我们首先描述了几个具有代表性的操作应用程序,这些应用程序需要在不同的时间和空间粒度级别上进行流量测量。这里的一些目标似乎与IPFIX类似,至少在支持的应用程序的广泛类别中是如此。PSAMP的主要优点是支持新的网络管理应用程序,特别是它所支持的包选择器所支持的那些应用程序。
Packet Sampling is ideally suited to determine the composition of the traffic across a network. The approach is to enable measurement on a cut-set of the network links such that each packet entering the network is seen at least once, for example, on all ingress links. Unfiltered Sampling with a relatively low selection fraction establishes baseline measurements of the network traffic. Packet Reports include packet attributes of common interest: source and destination address and port numbers, prefix, protocol number, type of service, etc. Traffic matrices are indicated by reporting source and destination AS matrices. Absolute traffic volumes are estimated by renormalizing the sampled traffic volumes through division by either the Configured Selection Fraction or the Attained Selection Fraction (as derived from input packet counters included in the Report Stream).
数据包采样非常适合于确定网络中流量的组成。
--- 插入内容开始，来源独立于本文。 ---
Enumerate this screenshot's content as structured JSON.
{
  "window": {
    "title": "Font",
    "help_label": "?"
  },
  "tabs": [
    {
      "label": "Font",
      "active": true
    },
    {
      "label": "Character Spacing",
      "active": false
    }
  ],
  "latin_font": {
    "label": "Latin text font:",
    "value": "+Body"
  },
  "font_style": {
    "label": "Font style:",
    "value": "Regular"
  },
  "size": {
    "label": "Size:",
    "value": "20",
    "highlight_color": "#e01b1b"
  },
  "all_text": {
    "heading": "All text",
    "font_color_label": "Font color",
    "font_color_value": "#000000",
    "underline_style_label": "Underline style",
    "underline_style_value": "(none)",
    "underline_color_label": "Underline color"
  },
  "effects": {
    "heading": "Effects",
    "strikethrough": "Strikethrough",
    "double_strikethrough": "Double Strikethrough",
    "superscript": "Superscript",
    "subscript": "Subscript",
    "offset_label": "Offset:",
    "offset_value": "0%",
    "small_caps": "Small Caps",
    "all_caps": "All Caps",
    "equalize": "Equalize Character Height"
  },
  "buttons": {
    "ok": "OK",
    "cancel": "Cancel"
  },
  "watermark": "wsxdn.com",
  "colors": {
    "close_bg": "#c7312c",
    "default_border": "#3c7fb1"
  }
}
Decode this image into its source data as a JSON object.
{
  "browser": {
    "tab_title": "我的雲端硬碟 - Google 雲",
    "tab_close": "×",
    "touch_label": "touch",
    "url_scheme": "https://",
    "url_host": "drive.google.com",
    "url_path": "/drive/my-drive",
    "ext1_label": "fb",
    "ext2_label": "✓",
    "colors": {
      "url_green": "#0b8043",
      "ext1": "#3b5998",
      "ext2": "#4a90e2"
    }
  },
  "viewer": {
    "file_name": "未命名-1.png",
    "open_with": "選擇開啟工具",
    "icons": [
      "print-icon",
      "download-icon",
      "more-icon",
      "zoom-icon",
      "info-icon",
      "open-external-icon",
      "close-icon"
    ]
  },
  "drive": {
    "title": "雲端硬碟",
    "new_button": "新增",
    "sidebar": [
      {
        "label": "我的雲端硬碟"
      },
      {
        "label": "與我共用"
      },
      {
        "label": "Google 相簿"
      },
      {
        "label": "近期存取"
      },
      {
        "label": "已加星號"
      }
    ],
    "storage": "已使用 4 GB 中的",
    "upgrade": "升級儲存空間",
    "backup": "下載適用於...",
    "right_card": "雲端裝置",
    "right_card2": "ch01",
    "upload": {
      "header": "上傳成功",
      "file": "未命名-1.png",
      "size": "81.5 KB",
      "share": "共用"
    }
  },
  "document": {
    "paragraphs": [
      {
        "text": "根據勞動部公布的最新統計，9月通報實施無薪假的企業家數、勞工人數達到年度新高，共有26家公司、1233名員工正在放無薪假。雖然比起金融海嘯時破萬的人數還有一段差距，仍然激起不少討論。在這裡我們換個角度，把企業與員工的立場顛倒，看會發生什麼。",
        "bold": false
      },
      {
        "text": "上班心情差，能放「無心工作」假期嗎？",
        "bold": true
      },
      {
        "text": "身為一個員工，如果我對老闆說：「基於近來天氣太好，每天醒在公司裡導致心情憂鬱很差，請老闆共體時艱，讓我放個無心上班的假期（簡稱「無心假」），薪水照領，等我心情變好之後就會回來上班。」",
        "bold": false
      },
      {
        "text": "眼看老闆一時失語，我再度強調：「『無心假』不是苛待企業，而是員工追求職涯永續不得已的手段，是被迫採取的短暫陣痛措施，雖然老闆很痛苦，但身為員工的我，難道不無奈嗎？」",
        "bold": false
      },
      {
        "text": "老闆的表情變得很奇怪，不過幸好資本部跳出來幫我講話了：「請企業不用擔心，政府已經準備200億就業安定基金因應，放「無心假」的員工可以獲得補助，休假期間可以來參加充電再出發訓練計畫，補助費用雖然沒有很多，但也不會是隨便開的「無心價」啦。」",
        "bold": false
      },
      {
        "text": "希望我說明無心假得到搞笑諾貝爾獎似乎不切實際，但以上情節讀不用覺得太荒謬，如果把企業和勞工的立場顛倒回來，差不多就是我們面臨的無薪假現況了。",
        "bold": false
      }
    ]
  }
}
该方法是使得能够在网络链路的割集上进行测量,使得进入网络的每个分组例如在所有入口链路上至少被看到一次。选择分数相对较低的未过滤采样建立了网络流量的基线测量。数据包报告包括共同感兴趣的数据包属性:源和目标地址和端口号、前缀、协议号、服务类型等。流量矩阵由报告源和目标作为矩阵表示。绝对业务量通过将采样的业务量除以配置的选择分数或获得的选择分数(源自报告流中包含的输入数据包计数器)来重新规范化来估计。
Suppose an operator or a measurement-based application detects an interesting subset of a Packet Stream, as identified by a particular packet attribute. Real-time drill down to that subset is achieved by instantiating a new Metering Process on the same Observed Packet Stream from which the subset was reported. The Selection Process of the new Metering Process filters according to the attribute of interest, and composes with Sampling if necessary to manage the attained fraction of packets selected.
假设操作员或基于测量的应用程序检测到由特定数据包属性标识的数据包流的有趣子集。通过在报告子集的同一观测数据包流上实例化一个新的计量过程,可以实时深入到该子集。新计量过程的选择过程根据感兴趣的属性进行过滤,并在必要时与采样相结合,以管理所选分组的所获得部分。
The goal of trajectory Sampling is the selection of a subset of packets at all enabled Observation Points at which these packets are observed in a network domain. Thus, the selection decisions are consistent in the sense that each packet is selected either at all enabled Observation Points or at none of them. Trajectory Sampling is realized by Hash-based Selection if all enabled Observation Points apply a common hash function to a portion of the Packet Content that is invariant along the packet path. (Thus, fields such at TTL and CRC are excluded.)
轨迹采样的目标是在所有启用的观测点上选择数据包的子集,这些数据包在网络域中被观测到。因此,选择决策在以下意义上是一致的,即每个分组要么在所有启用的观察点上被选择,要么在其中任何一个都没有被选择。如果所有启用的观测点对沿分组路径不变的分组内容的一部分应用公共哈希函数,则通过基于哈希的选择来实现轨迹采样。(因此,不包括TTL和CRC等字段。)
The trajectory followed by a packet is reconstructed from Packet Reports on it that reach the Collector. Reports on a given packet are associated by matching either a label comprising the invariant reported Packet Content or possibly some digest of it. The reconstruction of trajectories and methods for dealing with possible ambiguities due to label collisions (identical labels reported by different packets) and potential loss of reports in transmission are dealt with in [DuGr01], [DuGeGr02], and [DuGr04].
根据到达收集器的数据包报告重构数据包后的轨迹。给定数据包上的报告通过匹配包含不变报告数据包内容的标签或可能的数据包摘要来关联。[DuGr01]、[DuGeGr02]和[DuGr04]中讨论了由于标签冲突(不同数据包报告的相同标签)和传输中报告的潜在丢失而导致的轨迹重建和处理可能歧义的方法。
Trajectory Sampling enables the tracking of the performance experience by customer traffic, customers identified by a list of source or destination prefixes, or by ingress or egress interfaces. Operational uses include the verification of Service Level Agreements (SLAs), and troubleshooting following a customer complaint.
轨迹采样可通过客户流量、通过源前缀或目标前缀列表识别的客户,或通过入口或出口接口跟踪性能体验。操作用途包括验证服务级别协议(SLA),以及在客户投诉后进行故障排除。
In this application, trajectory Sampling is enabled at all network ingress and egress interfaces. Rates of loss in transit between ingress and egress are estimated from the proportion of trajectories for which no egress report is received. Note that loss of customer packets is distinguishable from loss of Packet Reports through use of report sequence numbers. Assuming synchronization of clocks between different entities, delay of customer traffic across the network may also be measured; see [Zs02].
在此应用程序中,在所有网络入口和出口接口处启用轨迹采样。根据未收到出口报告的轨迹比例,估算入口和出口之间的运输损失率。注意,通过使用报告序列号,可以将客户数据包丢失与数据包丢失报告区分开来。假设不同实体之间的时钟同步,也可以测量网络上客户业务的延迟;见[Zs02]。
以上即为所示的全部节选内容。